I’m at an age where I guess I am deeply boring. I get annoyed with the grocery store shelves are rearranged. I set alarm reminders to take my vitamins. And my big dream is to have enough money to hire the junk removal guys and maybe buy a new bed.
I put a moratorium on “stuff” for my birthday and said honestly I’d rather friends just contribute to the junk removal thing. Gift money that I don’t have pay a bunch of tax on. Krista suggested a little fundraiser, Dina thought that was great. It’s two weeks until my birthday and I started stressing about it–I have trouble even sending invoices to clients asking for money I’m owed, so “Hi, please give me money” for my birthday seemed extremely weird. But it’s been a struggle to try to get on my feet, there are all these big things far outside my budget, so I made some initial vet appointments and forced myself to do it. The old broken treadmill has been sitting in my hallway for over a year now and it’ll be there two more if I don’t do something.
I did this yesterday.
This is today.
No I don’t even know wtf is happening.
I’m having a lot of feelings and it’s uncomfortable.

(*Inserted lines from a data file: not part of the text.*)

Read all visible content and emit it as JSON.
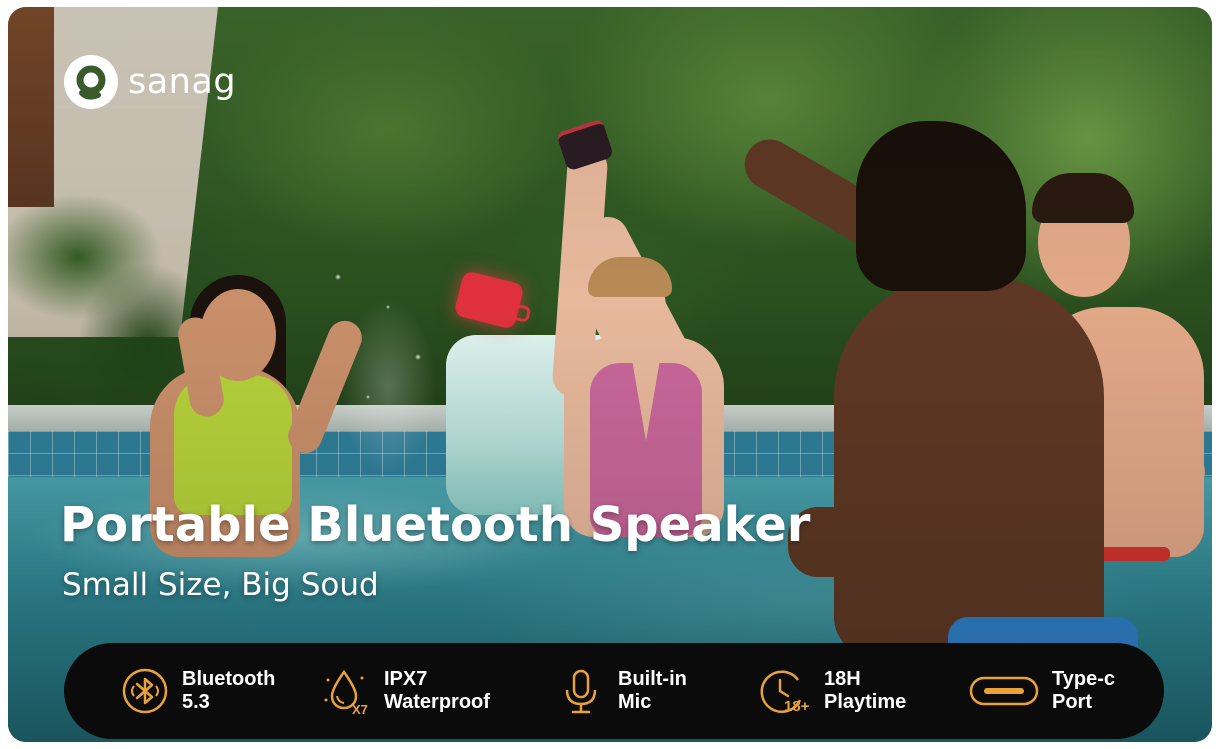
{
  "brand": {
    "name": "sanag",
    "icon": "sanag-logo-icon"
  },
  "headline": "Portable Bluetooth Speaker",
  "subheadline": "Small Size, Big Soud",
  "colors": {
    "accent": "#e9a23a",
    "bar_background": "#0b0b0b",
    "text": "#ffffff"
  },
  "features": [
    {
      "icon": "bluetooth-icon",
      "line1": "Bluetooth",
      "line2": "5.3"
    },
    {
      "icon": "water-drop-icon",
      "icon_text": "X7",
      "line1": "IPX7",
      "line2": "Waterproof"
    },
    {
      "icon": "microphone-icon",
      "line1": "Built-in",
      "line2": "Mic"
    },
    {
      "icon": "clock-icon",
      "icon_text": "18+",
      "line1": "18H",
      "line2": "Playtime"
    },
    {
      "icon": "usb-c-port-icon",
      "line1": "Type-c",
      "line2": "Port"
    }
  ]
}
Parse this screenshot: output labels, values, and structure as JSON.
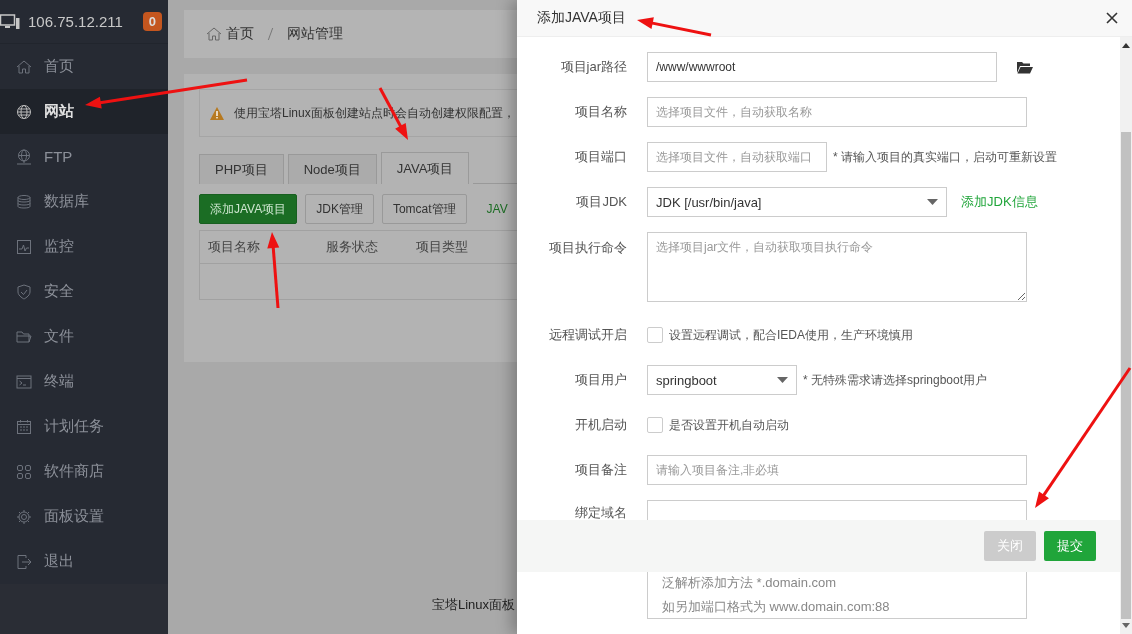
{
  "sidebar": {
    "host": "106.75.12.211",
    "badge": "0",
    "items": [
      {
        "label": "首页",
        "selected": false
      },
      {
        "label": "网站",
        "selected": true
      },
      {
        "label": "FTP",
        "selected": false
      },
      {
        "label": "数据库",
        "selected": false
      },
      {
        "label": "监控",
        "selected": false
      },
      {
        "label": "安全",
        "selected": false
      },
      {
        "label": "文件",
        "selected": false
      },
      {
        "label": "终端",
        "selected": false
      },
      {
        "label": "计划任务",
        "selected": false
      },
      {
        "label": "软件商店",
        "selected": false
      },
      {
        "label": "面板设置",
        "selected": false
      },
      {
        "label": "退出",
        "selected": false
      }
    ]
  },
  "breadcrumb": [
    "首页",
    "网站管理"
  ],
  "alert": "使用宝塔Linux面板创建站点时会自动创建权限配置，",
  "tabs": [
    {
      "label": "PHP项目",
      "selected": false
    },
    {
      "label": "Node项目",
      "selected": false
    },
    {
      "label": "JAVA项目",
      "selected": true
    }
  ],
  "toolbar": [
    {
      "label": "添加JAVA项目",
      "kind": "primary"
    },
    {
      "label": "JDK管理",
      "kind": "default"
    },
    {
      "label": "Tomcat管理",
      "kind": "default"
    },
    {
      "label": "JAV",
      "kind": "link"
    }
  ],
  "table": {
    "columns": [
      "项目名称",
      "服务状态",
      "项目类型"
    ]
  },
  "footer": "宝塔Linux面板",
  "dialog": {
    "title": "添加JAVA项目",
    "fields": [
      {
        "label": "项目jar路径",
        "kind": "input",
        "value": "/www/wwwroot",
        "browse": true
      },
      {
        "label": "项目名称",
        "kind": "input",
        "placeholder": "选择项目文件，自动获取名称"
      },
      {
        "label": "项目端口",
        "kind": "short-input",
        "placeholder": "选择项目文件，自动获取端口",
        "hint": "* 请输入项目的真实端口，启动可重新设置"
      },
      {
        "label": "项目JDK",
        "kind": "select",
        "value": "JDK [/usr/bin/java]",
        "link": "添加JDK信息"
      },
      {
        "label": "项目执行命令",
        "kind": "textarea",
        "placeholder": "选择项目jar文件，自动获取项目执行命令"
      },
      {
        "label": "远程调试开启",
        "kind": "checkbox",
        "checked": false,
        "text": "设置远程调试，配合IEDA使用，生产环境慎用"
      },
      {
        "label": "项目用户",
        "kind": "short-select",
        "value": "springboot",
        "hint": "* 无特殊需求请选择springboot用户"
      },
      {
        "label": "开机启动",
        "kind": "checkbox",
        "checked": false,
        "text": "是否设置开机自动启动"
      },
      {
        "label": "项目备注",
        "kind": "input",
        "placeholder": "请输入项目备注,非必填"
      },
      {
        "label": "绑定域名",
        "kind": "lines",
        "lines": [
          "泛解析添加方法 *.domain.com",
          "如另加端口格式为 www.domain.com:88"
        ]
      }
    ],
    "buttons": [
      {
        "label": "关闭",
        "kind": "cancel"
      },
      {
        "label": "提交",
        "kind": "submit"
      }
    ]
  }
}
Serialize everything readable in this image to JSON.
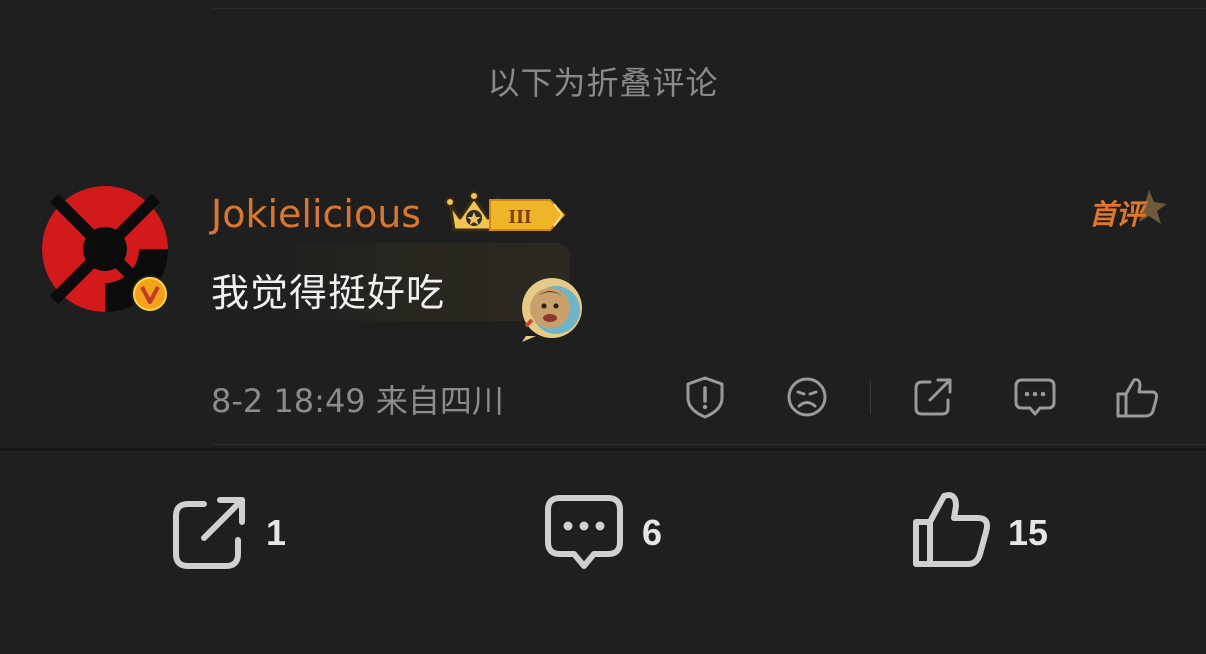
{
  "fold_notice": "以下为折叠评论",
  "comment": {
    "username": "Jokielicious",
    "level_badge": "III",
    "first_comment_badge": "首评",
    "text": "我觉得挺好吃",
    "meta": "8-2 18:49 来自四川",
    "actions": [
      "report-icon",
      "dislike-icon",
      "share-icon",
      "reply-icon",
      "like-icon"
    ]
  },
  "footer": {
    "share_count": "1",
    "comment_count": "6",
    "like_count": "15"
  },
  "colors": {
    "background": "#1f1f1f",
    "username": "#d8772f",
    "first_badge": "#e0762a",
    "meta_text": "#8c8c8c",
    "comment_text": "#f0f0f0"
  }
}
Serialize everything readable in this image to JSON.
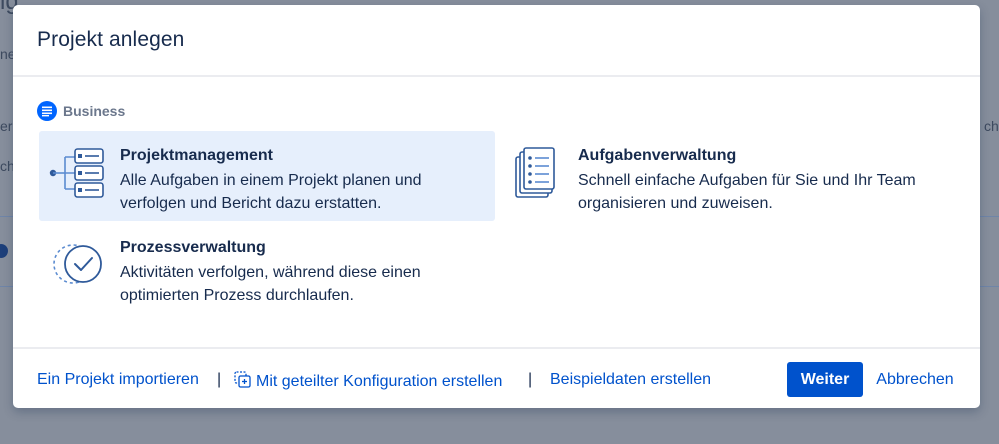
{
  "dialog": {
    "title": "Projekt anlegen",
    "section_label": "Business",
    "cards": [
      {
        "title": "Projektmanagement",
        "description": "Alle Aufgaben in einem Projekt planen und verfolgen und Bericht dazu erstatten.",
        "icon": "project-management-icon",
        "selected": true
      },
      {
        "title": "Aufgabenverwaltung",
        "description": "Schnell einfache Aufgaben für Sie und Ihr Team organisieren und zuweisen.",
        "icon": "task-management-icon",
        "selected": false
      },
      {
        "title": "Prozessverwaltung",
        "description": "Aktivitäten verfolgen, während diese einen optimierten Prozess durchlaufen.",
        "icon": "process-management-icon",
        "selected": false
      }
    ]
  },
  "footer": {
    "import_link": "Ein Projekt importieren",
    "separator": "|",
    "shared_config_link": "Mit geteilter Konfiguration erstellen",
    "sample_data_link": "Beispieldaten erstellen",
    "next_button": "Weiter",
    "cancel_button": "Abbrechen"
  },
  "colors": {
    "primary": "#0052cc",
    "selected_card": "#e6effc",
    "text": "#172b4d",
    "subtle_text": "#6b778c"
  }
}
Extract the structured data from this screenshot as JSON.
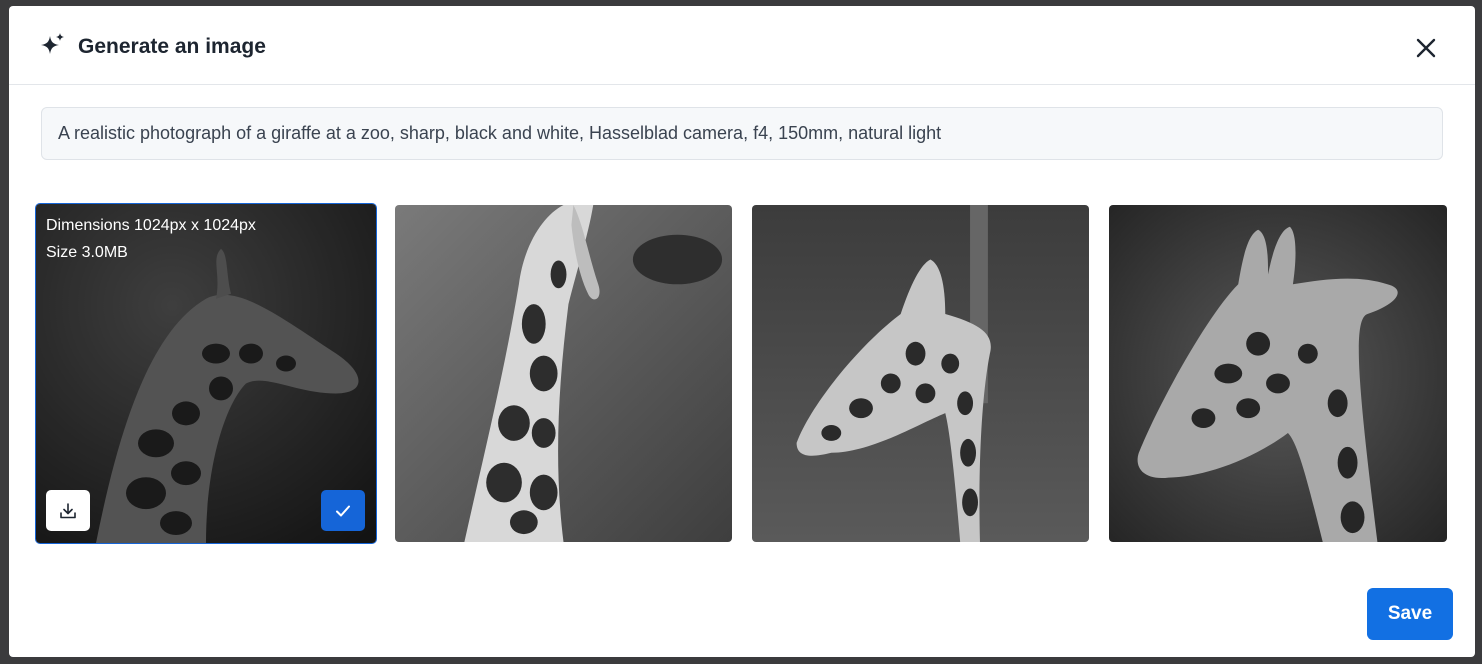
{
  "dialog": {
    "title": "Generate an image",
    "title_icon": "sparkle-icon",
    "close_icon": "close-icon"
  },
  "prompt": {
    "value": "A realistic photograph of a giraffe at a zoo, sharp, black and white, Hasselblad camera, f4, 150mm, natural light"
  },
  "images": [
    {
      "alt": "giraffe-1",
      "selected": true,
      "dimensions_label": "Dimensions 1024px x 1024px",
      "size_label": "Size 3.0MB",
      "download_icon": "download-icon",
      "check_icon": "check-icon"
    },
    {
      "alt": "giraffe-2",
      "selected": false
    },
    {
      "alt": "giraffe-3",
      "selected": false
    },
    {
      "alt": "giraffe-4",
      "selected": false
    }
  ],
  "footer": {
    "save_label": "Save"
  },
  "colors": {
    "accent": "#1270e3",
    "selected_border": "#1565d8",
    "title_text": "#1d2530",
    "prompt_bg": "#f6f8fa"
  }
}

I’ve got a spreadsheet going–the bed I wanted is down in price a bit, so I’m going to get the headboard as well and factored in tax and shipping; I started the big Vet List; I have not looked at laptops yet, but I’ll start pricing those and watch for Black Friday sales in November–and I opened a separate chequing account to move the money directly into, which is mostly to keep me from having a panic attack because I’ve never, ever had that much money in chequing in my entire life. Or savings for that matter. I consider myself wealthy when I’m sitting in low triple digits after paying my bills for the month.
My problems feel deeply unworthy of this help but it’s for the cats primarily, which helps me tremendously, because they’re what keep me up at night, and why my lows have been so low this year. Because I’ve been feeling like they’re all better off without me, that others could provide more for them, and that’s a very hard mindset to battle.
And the world is terrible, there are many worthy places to spend your pennies. This is just folks who wanted to do something for my birthday–it’s what I need, what helps me, and a way to contribute. So the GFM is staying open if you decide to throw a fiver my way for my birthday, and I will not buy magic beans with it, although a friend talked me into getting a “My job is Beach!” Ken doll (he’s on sale! for $22!) and I got a celebratory mocha frapp today when I went out to get my vitamins. I am very boring.
I’m also still flabbergasted and there might have been tears but I will deny it if you ask me.
I keep wanting to say deeply inappropriate jokes that would make people uncomfortable to deflect from feelings right now, so I better get myself offline and go back to work.
Shala says
Hola! Just a quick note to say “Happy birthday! You deserve all the things!” And to push back on the cat thing. It is my fixed and firm belief that literally no one else on the planet could have kept Shawn alive.
Skyla Dawn Cameron says
Thank you!
This is true, he is often what keeps me going because no one else can do it and he’d be so upset if something happened to me. I have specific directions for him to go to a close friend but she said to me a few months ago, “Look, I love Shawn, but he is a child and I do not want a child, Skyla please do not make me have a child.” She could keep him alive, I’m sure, right up until the point she murdered him lol.